Bombay is an assault. Even to the lucky few who’ve lived a privileged life in it. When you land, the first thing to slap you is the humidity. The first people to hug you are your parents, who’ve longingly waited for you the while you danced in Turkey. In ten minutes, you are re-introduced to family gossip, insane traffic, insane pollution, with lepers and magazine vendors sticking their faces at your window at most signals. They are kids. And that detail kills you. If you were aware of the violence, the hardships they face, you’d probably have anxiety attacks at most traffic signals too.

I will be honest here. Living the glamorous life of a dancer in Turkey made me kind of homesick. Months in hotels made me realize the value of a kitchen, if only to use the kitchen sink to wash fruits. Surrounded by ladies in constant make up made me appreciate the simple luxury I enjoy. I can look like myself at all times.

So where does that leave me? I’m happy to be back. But just not prepared to encounter the complexities of Bombay life. In my world, when we find a lost ring, we search for the owner. When someone tells us otherwise, we give them a lecture on morality. But sitting in this train, the ground under my feet felt rickety, awfully unstable. It didn’t have the rhythm of a choreographed reality. If I had the energy, if I could give myself a reason to cry, I would have.

Over the next few days, I kept telling myself that there are no perfect solutions, and happy endings. You win some, you lose some.
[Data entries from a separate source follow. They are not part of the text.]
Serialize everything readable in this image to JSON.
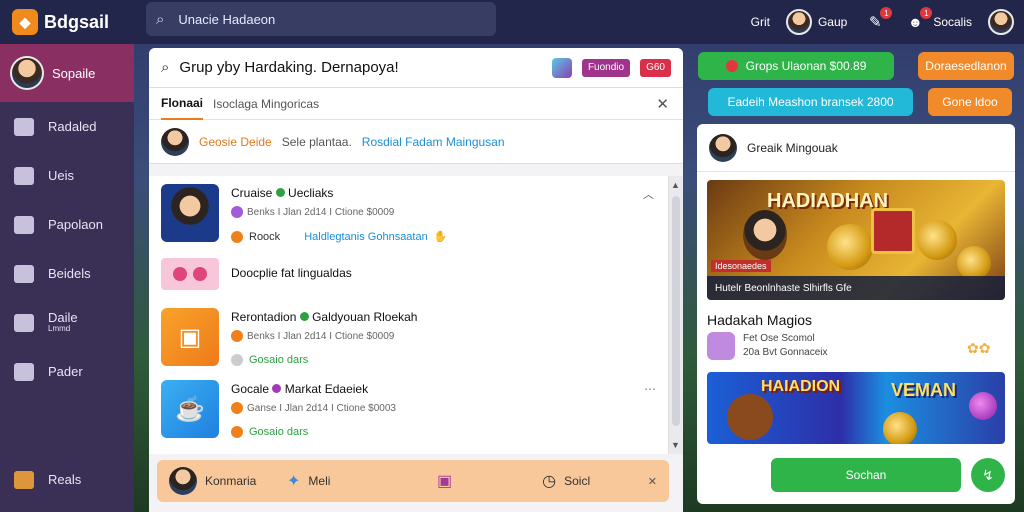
{
  "app": {
    "name": "Bdgsail"
  },
  "search": {
    "text": "Unacie Hadaeon"
  },
  "topbar": {
    "item1": "Grit",
    "item2": "Gaup",
    "badge1": "1",
    "badge2": "1",
    "item4": "Socalis"
  },
  "sidebar": {
    "active": "Sopaile",
    "items": [
      {
        "label": "Radaled",
        "icon": "inbox-icon"
      },
      {
        "label": "Ueis",
        "icon": "users-icon"
      },
      {
        "label": "Papolaon",
        "icon": "bird-icon"
      },
      {
        "label": "Beidels",
        "icon": "phone-icon"
      },
      {
        "label": "Daile",
        "sub": "Lmmd",
        "icon": "chart-icon"
      },
      {
        "label": "Pader",
        "icon": "cart-icon"
      }
    ],
    "bottom": "Reals"
  },
  "panel": {
    "title": "Grup yby Hardaking. Dernapoya!",
    "pill1": "Fuondio",
    "pill2": "G60",
    "tab_active": "Flonaai",
    "tab_other": "Isoclaga Mingoricas",
    "user_name": "Geosie Deide",
    "user_text": "Sele plantaa.",
    "user_link": "Rosdial Fadam Maingusan"
  },
  "rows": [
    {
      "title": "Cruaise",
      "title_b": "Uecliaks",
      "meta": "Benks I Jlan 2d14 I Ctione $0009",
      "m2a": "Roock",
      "m2b": "Haldlegtanis Gohnsaatan"
    },
    {
      "title": "Doocplie fat lingualdas"
    },
    {
      "title": "Rerontadion",
      "title_b": "Galdyouan Rloekah",
      "meta": "Benks I Jlan 2d14 I Ctione $0009",
      "m2a": "Gosaio dars"
    },
    {
      "title": "Gocale",
      "title_b": "Markat Edaeiek",
      "meta": "Ganse I Jlan 2d14 I Ctione $0003",
      "m2a": "Gosaio dars"
    }
  ],
  "bottombar": {
    "a": "Konmaria",
    "b": "Meli",
    "c": "Soicl"
  },
  "right": {
    "btn1": "Grops Ulaonan $00.89",
    "btn2": "Doraesedlanon",
    "btn3": "Eadeih Meashon bransek 2800",
    "btn4": "Gone ldoo",
    "head": "Greaik Mingouak",
    "banner1_title": "HADIADHAN",
    "banner1_cap": "Hutelr Beonlnhaste Slhirfls Gfe",
    "banner1_tag": "Idesonaedes",
    "section_title": "Hadakah Magios",
    "sec_line1": "Fet Ose Scomol",
    "sec_line2": "20a Bvt Gonnaceix",
    "banner2_a": "HAIADION",
    "banner2_b": "VEMAN",
    "go": "Sochan"
  }
}
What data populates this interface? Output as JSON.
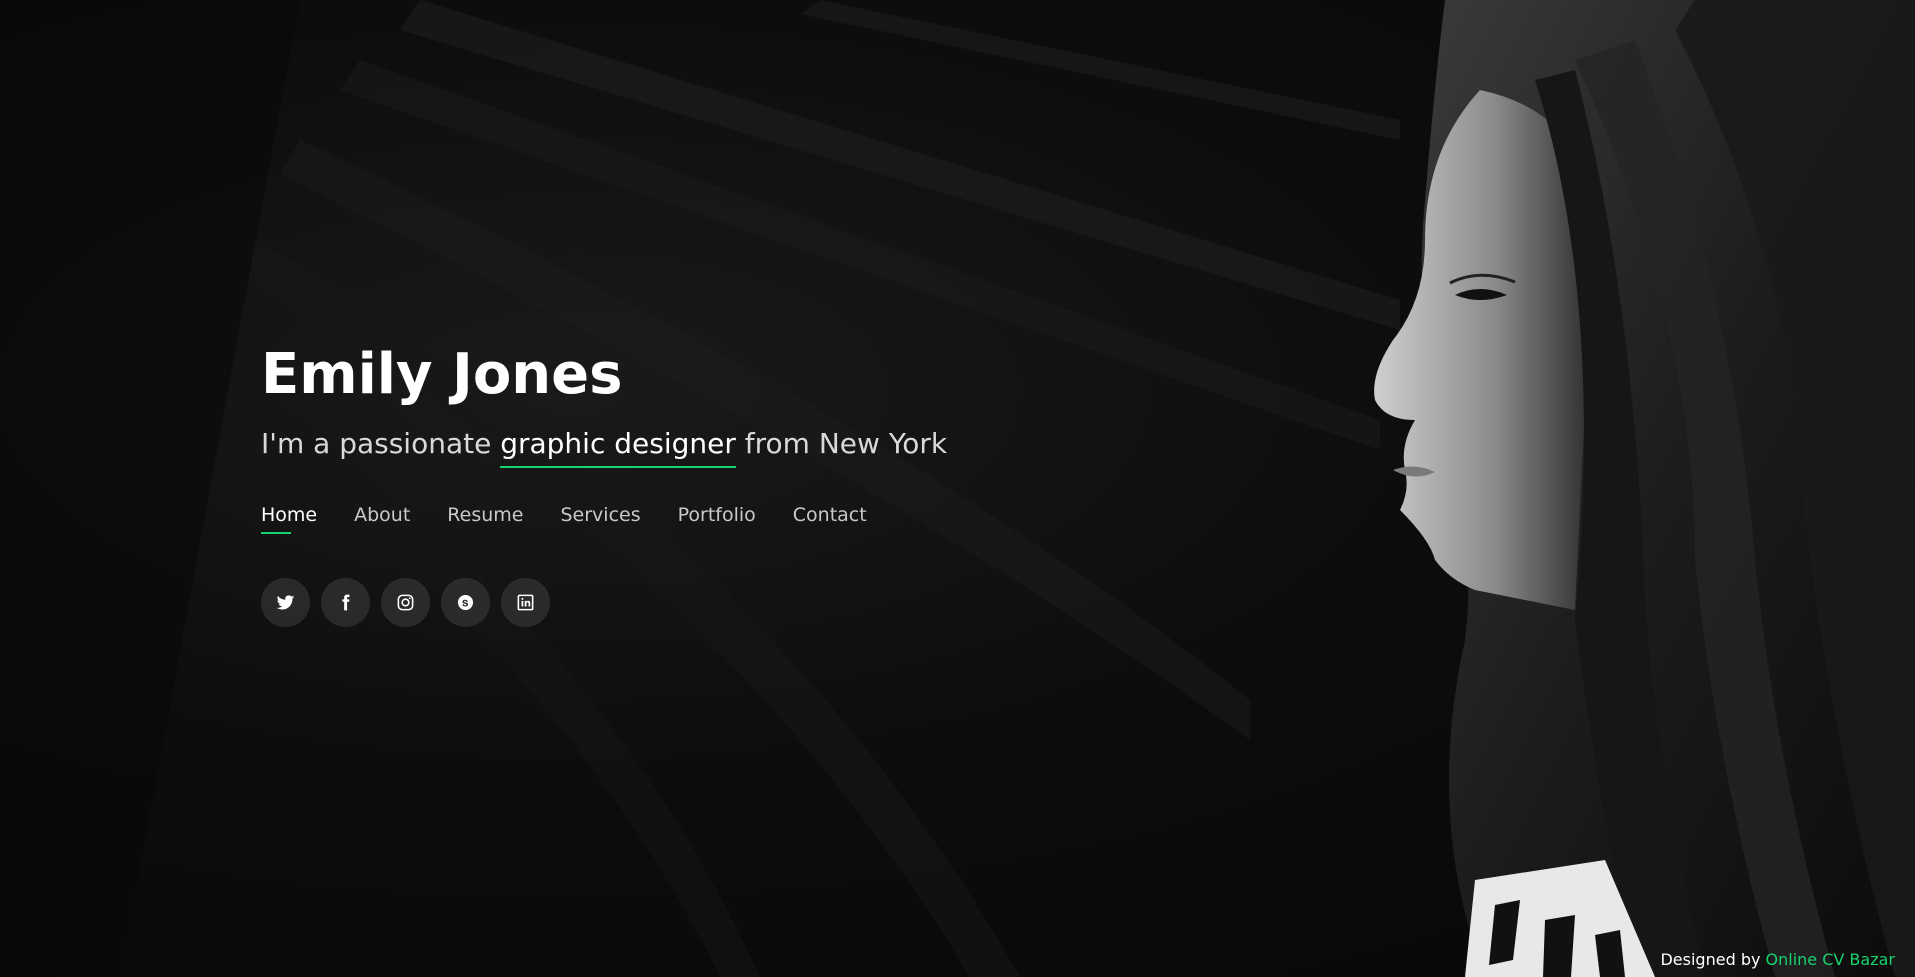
{
  "hero": {
    "name": "Emily Jones",
    "tagline_prefix": "I'm a passionate ",
    "tagline_highlight": "graphic designer",
    "tagline_suffix": " from New York"
  },
  "nav": {
    "items": [
      {
        "label": "Home",
        "active": true
      },
      {
        "label": "About",
        "active": false
      },
      {
        "label": "Resume",
        "active": false
      },
      {
        "label": "Services",
        "active": false
      },
      {
        "label": "Portfolio",
        "active": false
      },
      {
        "label": "Contact",
        "active": false
      }
    ]
  },
  "social": [
    {
      "icon": "twitter-icon"
    },
    {
      "icon": "facebook-icon"
    },
    {
      "icon": "instagram-icon"
    },
    {
      "icon": "skype-icon"
    },
    {
      "icon": "linkedin-icon"
    }
  ],
  "footer": {
    "credit_prefix": "Designed by ",
    "credit_link": "Online CV Bazar"
  },
  "colors": {
    "accent": "#18d26e",
    "background": "#0a0a0a",
    "text": "#ffffff"
  }
}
It’s important to know what’s worth losing, and what must be kept at all costs. I decided to give the ring to the family, so they can see for themselves that there are no miraculous solutions to their problems. To tell them that sometimes, goodwill is wiser than material gains.

While walking to Lakshmi, a week later, I kept reminding myself there are no perfect solutions. What I needed to focus on was the future. I was nervous. I was ready to yell. I was ready to fight. I was wound up. Luckily, Lakshmi wasn’t. She smiled when she saw the ring, and smiled when I asked her to promise she wouldn’t yell at me again. If she or her family yelled at me again, I would stop visiting. To cut the long blog short, her daughter-in-law Dhanno is keen to start working, something her husband never did. We’ve decided to help Dhanno buy knick-knacks to sell in the local train. The first batch will be bought by us, and the remaining hopefully with the profit she earns. We expect her to give us weekly accounts.

So, I apologize to the poor foreigner who lost his ring 2 Wednesdays ago. Inshallah, the spirit of what’s inscribed in them comes alive. Yes I don’t know what it means, but I have a feeling its something good.

For anyone interested in supporting Dhanno’s business venture of local train selling, or treating Sonu, the 10 yr olds fracture, let me know.

And thankyou Nihalf. Like the ring, you forced me to push the fences I built around myself.